Finding out your employer is changing can be a cause for concern.
TUPE is the set of regulations to ensure employee rights don’t change, even when the employer does.
Here’s everything you need to know about TUPE.
What is TUPE?
Let’s face it: ‘Transfer of Undertakings Protection of Employment Regulations 2006’ is a bit of a mouthful, so it’s more commonly shortened as the acronym TUPE.
TUPE legislation was designed to protect the rights of employees if the company they work for is going through any changes — such as companies merging.
The idea is that even if a company is changing hands, employee rights are protected under TUPE.
If a company goes through any significant changes, the first concern employees may have is how this affects their pension pot.
TUPE ensures any benefits earned through a workplace ââpension scheme are protected.
How does TUPE work?
Generally, you’ll hear the word TUPE because your employer is changing.
For the TUPE rules to apply, three criteria need to be met:
A ‘relevant business transfer’ has taken place Meaning the company has stayed the same, but has a new owner or part-owner — sometimes this is known as a ‘TUPE transfer’
The employer has changed
The employee was an active member of a pension scheme or was eligible — or soon to be eligible — to join the pension if they chose to, up to the point of the transfer.

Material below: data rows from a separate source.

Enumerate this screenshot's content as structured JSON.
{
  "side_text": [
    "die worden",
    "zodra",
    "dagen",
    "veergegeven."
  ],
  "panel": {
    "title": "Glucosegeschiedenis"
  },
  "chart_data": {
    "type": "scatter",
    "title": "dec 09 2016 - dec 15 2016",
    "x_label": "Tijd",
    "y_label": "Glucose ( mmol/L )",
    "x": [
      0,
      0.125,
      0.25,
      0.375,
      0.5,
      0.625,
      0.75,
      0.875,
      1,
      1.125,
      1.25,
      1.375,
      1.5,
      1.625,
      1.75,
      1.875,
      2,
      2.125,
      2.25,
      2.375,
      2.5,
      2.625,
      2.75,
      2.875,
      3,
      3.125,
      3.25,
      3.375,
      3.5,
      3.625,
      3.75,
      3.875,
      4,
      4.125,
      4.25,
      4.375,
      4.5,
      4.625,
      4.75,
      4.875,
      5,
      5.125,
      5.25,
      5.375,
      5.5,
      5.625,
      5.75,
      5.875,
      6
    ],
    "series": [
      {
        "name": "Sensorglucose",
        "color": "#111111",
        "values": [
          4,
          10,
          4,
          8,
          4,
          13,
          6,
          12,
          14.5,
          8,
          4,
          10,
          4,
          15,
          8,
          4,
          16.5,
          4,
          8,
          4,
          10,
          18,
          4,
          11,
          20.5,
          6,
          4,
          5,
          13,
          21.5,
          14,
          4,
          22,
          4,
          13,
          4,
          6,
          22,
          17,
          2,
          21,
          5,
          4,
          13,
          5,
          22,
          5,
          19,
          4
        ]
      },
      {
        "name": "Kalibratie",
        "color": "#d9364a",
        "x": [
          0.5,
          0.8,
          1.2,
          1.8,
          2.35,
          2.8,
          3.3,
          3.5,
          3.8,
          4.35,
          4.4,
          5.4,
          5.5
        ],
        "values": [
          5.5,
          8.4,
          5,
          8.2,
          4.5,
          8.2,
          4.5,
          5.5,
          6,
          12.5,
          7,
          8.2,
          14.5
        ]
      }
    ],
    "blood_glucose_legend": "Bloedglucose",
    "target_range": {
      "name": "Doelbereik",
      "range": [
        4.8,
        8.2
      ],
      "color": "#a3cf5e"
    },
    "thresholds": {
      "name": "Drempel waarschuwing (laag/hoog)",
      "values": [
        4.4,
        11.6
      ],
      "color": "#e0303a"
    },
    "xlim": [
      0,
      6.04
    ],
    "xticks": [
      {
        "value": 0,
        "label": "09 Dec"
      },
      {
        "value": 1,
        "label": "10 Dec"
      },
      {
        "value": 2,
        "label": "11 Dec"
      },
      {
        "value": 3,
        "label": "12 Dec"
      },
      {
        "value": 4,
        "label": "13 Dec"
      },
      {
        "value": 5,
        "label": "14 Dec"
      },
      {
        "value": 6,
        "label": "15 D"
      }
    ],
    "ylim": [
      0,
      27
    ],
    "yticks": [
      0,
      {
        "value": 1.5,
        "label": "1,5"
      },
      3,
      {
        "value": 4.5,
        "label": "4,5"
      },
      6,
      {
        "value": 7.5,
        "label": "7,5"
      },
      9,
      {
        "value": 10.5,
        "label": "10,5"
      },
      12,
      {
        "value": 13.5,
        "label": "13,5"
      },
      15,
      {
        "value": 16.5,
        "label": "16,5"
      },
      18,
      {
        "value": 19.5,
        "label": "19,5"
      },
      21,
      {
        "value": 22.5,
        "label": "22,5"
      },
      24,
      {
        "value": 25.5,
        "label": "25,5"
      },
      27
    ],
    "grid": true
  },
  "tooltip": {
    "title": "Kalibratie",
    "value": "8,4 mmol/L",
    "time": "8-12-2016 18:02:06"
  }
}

TUPE can also apply if you’re a contractor in some circumstances, this is known as a ‘service provision change’.
TUPE regulations apply to employees working in both the private and public sectors.
So, when does TUPE not apply?
If all three of the criteria above are not satisfied, TUPE may not apply.
For example, if shares in the business have been sold TUPE also does not apply because the employer will remain the same.
What is the TUPE process?
Generally, TUPE should be a fairly straightforward process when a company changes ownership.
It’s in everyone’s best interests that employees know their rights are protected, which is exactly what TUPE was designed to do.
TUPE processes may differ between companies, but as a rule the TUPE process should follow these five steps:
1 - A TUPE transfer or part-transfer takes place
2 - The employers, both old and new, establish which employees will be affected
3 - Employees affected by the transfer will be notified of their status, and should be told anything they need to know about how the company may change — for example if their workplace location, working patterns or job description could be altered
4 - The previous employer will give the new employer information they need about the employees who are being transferred
5 - The transfer is completed and the employees carry their contracts and their length of service over with them
How long does TUPE last?
After a TUPE transfer, employers can agree with employees to change an employment contract following their usual process.
However, if the main reason for changing the contract is the transfer, TUPE is relevant for an indefinite period.
Unless the changes an employer wants to make are improving an employee's terms and conditions (for example increasing annual leave) or come under ETO (economic, technical or organisational) reasons, TUPE will protect an employee’s existing rights.
If an employer wanted to change an employee’s contract, they would need a reason completely unrelated to the transfer.
Are there any TUPE regulations I need to know?
TUPE falls under employment law, and primarily exists to protect employees when the business they work through undergoes changes.
Legally speaking, TUPE is a set of legislation allowing employees to transfer their employment between Employer A and Employer B, without changes to their employee rights.
Under TUPE, employees have the legal right to transfer to Employee B on their existing terms and conditions of employment.
Does TUPE affect redundancy rights?
In short: no. During a TUPE transfer, existing employee rights to a fair redundancy will not be affected.
However, this depends on whether an employee is at risk of redundancy before or after TUPE applies.
Can an employee be made redundant before a TUPE transfer?
No, an employer can’t make an employee redundant because the new employer has asked them to.
This could amount to unfair dismissal, and an employee who has been unfairly dismissed could be entitled to compensation.
A redundancy consultation might begin if more than 20 employees are deemed at risk of redundancy, if both former and new employer agrees.
However, an employee cannot be made redundant before the transfer.
Can employees be made redundant after a TUPE transfer?
There are selective circumstances in which a new employer can make redundancies following a transfer.
If the redundancies are not related to the transfer, normal redundancy procedures apply.
However, if an employer wants to make an employee redundant following a transfer, they will need to prove two things:
1 - There is a genuine redundancy
2 - A need to make redundancy for ETO reasons
What are ETO reasons for redundancy?
ETO stands for economic, technical or organisational. So, ETO reasons could include changing the location of the workplace or reducing staff numbers.
If an employee is made redundant after a TUPE transfer, the new employer is responsible for redundancy pay. Redundancy consultation rules still apply.